Der Künstler Ribera kam aus einer Schuhmacherfamilie in Valencia und musste sich in eine ihm fremde, neapolitanische Gesellschaft integrieren. Kalaizis ist das Kind griechischer Exilanten, die 1949 als Ergebnis des griechischen Bürgerkrieges in die DDR geschickt wurden. Künstlerische Wahrheit braucht Erfahrung, Paul-Henri Campbell zufolge ein zentraler Begriff zum Verständnis der Kunst von Kalaizis. Beide Künstler – Ribera wie Kalaizis – schaffen die Integration und beziehen dabei Kraft aus ihrem Handwerk und ihren Erfahrungen: Das Sein bestimmt das Bewusstsein.
Richard Sennett plädiert dafür, dem Handwerk seine Würde zurückzugeben und sich wieder auf die Welt der Dinge einzulassen. Wer Fertigkeiten einübt und eine Arbeit um ihrer selbst willen gut macht, der hat auch Inhaltlich etwas zu sagen. Tatsächlich werden Betrachter und Betrachterin durch die Bild-Erfindungen von Kalaizis bei Form und Theorie gefordert.
… ich lernte Aris Kalaizis kennen, weil er sich für El Greco interessiert und mir als erster von einer geplanten Ausstellung des Künstlers im Museum Kunstpalast Düsseldorf berichtete, für die ich später der Mitherausgeber der Kataloges sein sollte. Es war eine große Überraschung für mich, bei ihm auch auf Ribera zu stoßen, der mich gleichermaßen die letzten Jahre beschäftigt hat. Natürlich sind die spanischen Barockkünstler nicht die einzigen Wurzeln seiner faszinierenden Kunst, aber sie bilden die feste Basis unserer Freundschaft und ein gutes Thema für einen gemeinsam genossenen Rioja – der noch nach Handwerk schmeckt!

Aris Kalaizis und Michael Scholz-Hänsel vor dem Bartholomäus-Gemälde (2014)
Aris Kalaizis und Michael Scholz-Hänsel vor dem Bartholomäus-Gemälde (2014)

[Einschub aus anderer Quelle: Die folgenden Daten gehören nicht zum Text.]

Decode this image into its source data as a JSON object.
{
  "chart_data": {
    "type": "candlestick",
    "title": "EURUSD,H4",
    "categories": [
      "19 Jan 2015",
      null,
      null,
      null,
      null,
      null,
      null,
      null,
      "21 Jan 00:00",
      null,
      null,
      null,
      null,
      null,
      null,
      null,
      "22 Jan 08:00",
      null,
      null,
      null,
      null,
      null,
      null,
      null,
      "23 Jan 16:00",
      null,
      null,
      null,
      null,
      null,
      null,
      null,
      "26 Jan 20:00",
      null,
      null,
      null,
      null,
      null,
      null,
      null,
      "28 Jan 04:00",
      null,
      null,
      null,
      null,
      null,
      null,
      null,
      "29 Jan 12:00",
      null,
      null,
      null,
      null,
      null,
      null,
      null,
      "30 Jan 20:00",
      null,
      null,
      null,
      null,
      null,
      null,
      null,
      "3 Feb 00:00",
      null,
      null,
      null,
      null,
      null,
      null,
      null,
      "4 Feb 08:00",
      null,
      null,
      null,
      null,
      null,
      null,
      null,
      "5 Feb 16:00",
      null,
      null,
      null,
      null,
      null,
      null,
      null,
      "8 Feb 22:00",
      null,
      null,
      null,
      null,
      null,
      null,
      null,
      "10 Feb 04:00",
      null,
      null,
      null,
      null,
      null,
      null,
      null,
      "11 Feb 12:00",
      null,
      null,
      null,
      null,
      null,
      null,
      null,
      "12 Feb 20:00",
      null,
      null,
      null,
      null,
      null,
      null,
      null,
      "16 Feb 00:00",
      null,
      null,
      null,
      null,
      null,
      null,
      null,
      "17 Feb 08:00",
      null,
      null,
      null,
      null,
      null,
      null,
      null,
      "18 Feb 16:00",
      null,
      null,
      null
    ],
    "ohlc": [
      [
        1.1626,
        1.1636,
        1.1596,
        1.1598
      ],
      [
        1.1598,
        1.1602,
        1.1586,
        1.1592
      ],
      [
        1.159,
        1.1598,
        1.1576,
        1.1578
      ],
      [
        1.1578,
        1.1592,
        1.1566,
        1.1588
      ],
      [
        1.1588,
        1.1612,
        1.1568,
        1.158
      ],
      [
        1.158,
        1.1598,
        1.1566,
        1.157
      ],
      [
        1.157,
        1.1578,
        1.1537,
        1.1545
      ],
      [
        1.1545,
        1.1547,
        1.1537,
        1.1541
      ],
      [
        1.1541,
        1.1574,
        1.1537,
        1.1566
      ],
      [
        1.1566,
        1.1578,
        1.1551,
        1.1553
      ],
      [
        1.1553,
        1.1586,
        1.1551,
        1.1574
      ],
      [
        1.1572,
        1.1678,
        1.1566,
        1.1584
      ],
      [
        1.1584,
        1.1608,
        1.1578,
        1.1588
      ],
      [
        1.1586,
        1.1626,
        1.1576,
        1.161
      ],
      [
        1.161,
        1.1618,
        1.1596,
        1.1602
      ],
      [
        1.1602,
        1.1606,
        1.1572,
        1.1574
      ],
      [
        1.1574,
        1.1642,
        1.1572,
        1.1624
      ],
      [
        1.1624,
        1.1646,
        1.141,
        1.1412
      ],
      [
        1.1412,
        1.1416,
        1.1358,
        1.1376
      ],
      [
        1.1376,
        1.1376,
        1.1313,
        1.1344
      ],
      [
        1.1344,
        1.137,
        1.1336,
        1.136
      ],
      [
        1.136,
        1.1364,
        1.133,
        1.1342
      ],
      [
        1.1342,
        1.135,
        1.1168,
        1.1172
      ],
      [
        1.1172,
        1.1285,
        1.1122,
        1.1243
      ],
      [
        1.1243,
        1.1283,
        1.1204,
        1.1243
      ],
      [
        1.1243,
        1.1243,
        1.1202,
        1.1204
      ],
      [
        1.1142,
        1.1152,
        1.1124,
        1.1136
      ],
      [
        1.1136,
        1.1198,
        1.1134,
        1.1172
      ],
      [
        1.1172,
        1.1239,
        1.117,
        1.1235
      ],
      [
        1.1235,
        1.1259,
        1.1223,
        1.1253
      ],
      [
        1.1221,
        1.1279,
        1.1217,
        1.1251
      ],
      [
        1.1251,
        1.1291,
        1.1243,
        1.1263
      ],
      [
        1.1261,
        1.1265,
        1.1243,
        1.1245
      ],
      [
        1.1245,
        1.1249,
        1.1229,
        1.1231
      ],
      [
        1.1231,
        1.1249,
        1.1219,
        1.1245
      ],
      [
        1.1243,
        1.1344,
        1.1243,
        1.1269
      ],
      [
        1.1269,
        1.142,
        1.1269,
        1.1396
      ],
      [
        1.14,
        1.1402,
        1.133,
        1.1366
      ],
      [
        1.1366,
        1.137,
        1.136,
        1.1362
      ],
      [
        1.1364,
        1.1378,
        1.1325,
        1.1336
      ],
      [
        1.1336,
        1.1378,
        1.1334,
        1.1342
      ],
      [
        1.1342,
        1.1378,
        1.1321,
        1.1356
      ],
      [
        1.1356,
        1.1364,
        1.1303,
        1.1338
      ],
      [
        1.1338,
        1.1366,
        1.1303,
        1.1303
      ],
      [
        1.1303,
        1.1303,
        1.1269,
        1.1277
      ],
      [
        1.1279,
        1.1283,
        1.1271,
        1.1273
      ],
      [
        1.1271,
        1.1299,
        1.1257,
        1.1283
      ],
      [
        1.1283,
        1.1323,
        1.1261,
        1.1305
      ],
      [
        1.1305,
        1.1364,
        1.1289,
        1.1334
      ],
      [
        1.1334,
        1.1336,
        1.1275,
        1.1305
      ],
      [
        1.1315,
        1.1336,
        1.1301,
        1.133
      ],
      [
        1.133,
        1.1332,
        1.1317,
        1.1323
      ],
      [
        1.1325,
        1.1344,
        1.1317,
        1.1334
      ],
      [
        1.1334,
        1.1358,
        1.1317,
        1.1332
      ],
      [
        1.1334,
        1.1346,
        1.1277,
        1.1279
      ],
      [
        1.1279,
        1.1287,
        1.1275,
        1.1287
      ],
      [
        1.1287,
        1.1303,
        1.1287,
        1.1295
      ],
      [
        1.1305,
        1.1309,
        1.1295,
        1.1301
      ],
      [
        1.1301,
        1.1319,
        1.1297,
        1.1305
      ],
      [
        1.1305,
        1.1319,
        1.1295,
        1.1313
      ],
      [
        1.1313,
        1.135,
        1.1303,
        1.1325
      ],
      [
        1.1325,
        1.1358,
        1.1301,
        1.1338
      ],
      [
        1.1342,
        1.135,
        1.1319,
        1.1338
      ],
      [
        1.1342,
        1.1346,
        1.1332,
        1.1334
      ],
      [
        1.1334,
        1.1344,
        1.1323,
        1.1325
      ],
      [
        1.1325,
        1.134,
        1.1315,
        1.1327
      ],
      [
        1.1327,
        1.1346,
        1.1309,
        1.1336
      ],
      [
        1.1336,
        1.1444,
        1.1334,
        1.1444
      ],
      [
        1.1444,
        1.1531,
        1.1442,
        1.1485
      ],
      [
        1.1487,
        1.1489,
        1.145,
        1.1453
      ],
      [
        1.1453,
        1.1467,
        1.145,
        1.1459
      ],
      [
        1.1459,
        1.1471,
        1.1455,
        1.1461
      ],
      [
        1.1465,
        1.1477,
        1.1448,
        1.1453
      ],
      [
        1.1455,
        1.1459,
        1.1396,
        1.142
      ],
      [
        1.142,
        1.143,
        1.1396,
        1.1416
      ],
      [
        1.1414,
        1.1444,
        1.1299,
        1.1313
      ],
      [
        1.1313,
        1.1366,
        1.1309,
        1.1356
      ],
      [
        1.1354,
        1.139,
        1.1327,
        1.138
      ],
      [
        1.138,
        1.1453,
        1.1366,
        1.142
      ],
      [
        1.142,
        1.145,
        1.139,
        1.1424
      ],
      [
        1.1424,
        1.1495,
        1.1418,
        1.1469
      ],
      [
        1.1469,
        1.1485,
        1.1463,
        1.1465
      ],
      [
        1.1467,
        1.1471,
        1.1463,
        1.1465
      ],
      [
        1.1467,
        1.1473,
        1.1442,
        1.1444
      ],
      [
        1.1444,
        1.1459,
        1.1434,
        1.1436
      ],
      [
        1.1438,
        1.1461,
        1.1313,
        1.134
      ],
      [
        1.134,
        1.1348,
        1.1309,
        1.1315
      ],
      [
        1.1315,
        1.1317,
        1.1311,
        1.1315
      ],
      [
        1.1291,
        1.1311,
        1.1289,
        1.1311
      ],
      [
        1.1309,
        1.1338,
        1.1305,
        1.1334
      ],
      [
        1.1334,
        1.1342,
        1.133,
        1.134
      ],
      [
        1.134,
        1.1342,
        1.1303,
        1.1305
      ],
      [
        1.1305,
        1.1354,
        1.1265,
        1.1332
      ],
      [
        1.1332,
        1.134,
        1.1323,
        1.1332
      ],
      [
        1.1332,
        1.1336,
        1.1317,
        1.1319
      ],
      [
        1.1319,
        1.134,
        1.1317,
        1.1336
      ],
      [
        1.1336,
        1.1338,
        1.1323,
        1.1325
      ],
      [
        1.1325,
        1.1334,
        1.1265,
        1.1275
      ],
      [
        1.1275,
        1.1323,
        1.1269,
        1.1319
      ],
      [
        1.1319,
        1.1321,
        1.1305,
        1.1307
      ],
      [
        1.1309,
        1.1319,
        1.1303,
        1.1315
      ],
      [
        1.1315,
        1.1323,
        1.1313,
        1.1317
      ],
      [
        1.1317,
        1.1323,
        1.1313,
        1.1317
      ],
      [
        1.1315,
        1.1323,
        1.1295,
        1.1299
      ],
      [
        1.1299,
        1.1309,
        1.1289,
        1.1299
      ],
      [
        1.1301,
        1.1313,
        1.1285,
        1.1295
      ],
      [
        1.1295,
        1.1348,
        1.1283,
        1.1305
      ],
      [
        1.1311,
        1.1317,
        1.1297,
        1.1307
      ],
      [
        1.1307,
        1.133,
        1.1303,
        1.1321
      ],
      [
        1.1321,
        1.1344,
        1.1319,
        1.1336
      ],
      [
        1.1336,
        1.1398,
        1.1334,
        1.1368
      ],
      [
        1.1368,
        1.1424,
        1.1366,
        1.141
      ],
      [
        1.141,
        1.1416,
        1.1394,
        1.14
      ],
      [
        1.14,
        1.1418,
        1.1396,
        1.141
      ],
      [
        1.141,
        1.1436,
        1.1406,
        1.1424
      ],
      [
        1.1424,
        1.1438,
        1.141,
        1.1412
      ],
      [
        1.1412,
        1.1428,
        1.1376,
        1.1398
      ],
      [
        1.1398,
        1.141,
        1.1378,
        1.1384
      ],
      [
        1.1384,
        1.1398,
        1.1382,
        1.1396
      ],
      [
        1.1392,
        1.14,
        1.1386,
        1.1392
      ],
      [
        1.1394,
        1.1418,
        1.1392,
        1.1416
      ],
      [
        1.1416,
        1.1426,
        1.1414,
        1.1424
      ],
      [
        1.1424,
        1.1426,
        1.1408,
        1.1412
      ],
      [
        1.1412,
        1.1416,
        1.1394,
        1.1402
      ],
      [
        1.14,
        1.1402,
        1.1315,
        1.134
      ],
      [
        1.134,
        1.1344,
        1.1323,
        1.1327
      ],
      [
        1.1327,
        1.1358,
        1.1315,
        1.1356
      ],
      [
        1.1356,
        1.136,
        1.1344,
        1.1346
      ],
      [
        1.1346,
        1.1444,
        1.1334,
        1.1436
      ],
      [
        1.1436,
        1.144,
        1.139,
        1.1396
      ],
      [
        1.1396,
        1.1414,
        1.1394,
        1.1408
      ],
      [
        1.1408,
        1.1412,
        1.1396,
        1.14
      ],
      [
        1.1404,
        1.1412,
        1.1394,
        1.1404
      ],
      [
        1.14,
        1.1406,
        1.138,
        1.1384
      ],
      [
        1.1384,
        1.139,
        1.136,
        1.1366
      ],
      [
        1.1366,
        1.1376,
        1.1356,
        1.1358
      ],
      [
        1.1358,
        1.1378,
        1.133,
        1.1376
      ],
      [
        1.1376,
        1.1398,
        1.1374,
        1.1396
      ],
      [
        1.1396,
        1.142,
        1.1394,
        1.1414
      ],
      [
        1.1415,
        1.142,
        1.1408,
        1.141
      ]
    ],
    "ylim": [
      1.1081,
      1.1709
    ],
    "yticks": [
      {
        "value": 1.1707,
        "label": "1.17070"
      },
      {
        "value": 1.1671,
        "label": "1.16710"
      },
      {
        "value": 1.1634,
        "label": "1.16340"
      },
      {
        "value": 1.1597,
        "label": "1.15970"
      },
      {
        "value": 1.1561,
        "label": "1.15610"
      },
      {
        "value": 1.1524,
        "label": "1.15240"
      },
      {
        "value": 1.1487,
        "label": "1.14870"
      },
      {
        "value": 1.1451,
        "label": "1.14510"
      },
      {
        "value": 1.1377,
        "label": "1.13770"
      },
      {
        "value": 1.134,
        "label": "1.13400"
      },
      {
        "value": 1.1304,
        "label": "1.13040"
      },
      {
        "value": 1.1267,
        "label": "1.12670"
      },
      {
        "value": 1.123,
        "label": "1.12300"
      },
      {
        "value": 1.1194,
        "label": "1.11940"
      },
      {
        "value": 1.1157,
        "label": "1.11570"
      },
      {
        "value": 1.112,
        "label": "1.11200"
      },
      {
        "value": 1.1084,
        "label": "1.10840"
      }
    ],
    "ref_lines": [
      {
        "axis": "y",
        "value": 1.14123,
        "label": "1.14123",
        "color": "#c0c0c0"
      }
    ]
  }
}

Michael Scholz-Hänsel, geb. 1955, ist Professor für Kunstgeschichte an der Universität Leipzig mit Schwerpunkt bei der iberoamerikanischen Kunst. Neben Monografien über El Greco und Jusepe de Ribera publizierte er "Inquisition und Kunst. 'Convivencia' in Zeiten der Intoleranz" (2009) und war Mitherausgeber von "Armut in der Kunst der Moderne" (2011) sowie "El Greco und die Moderne" (2012).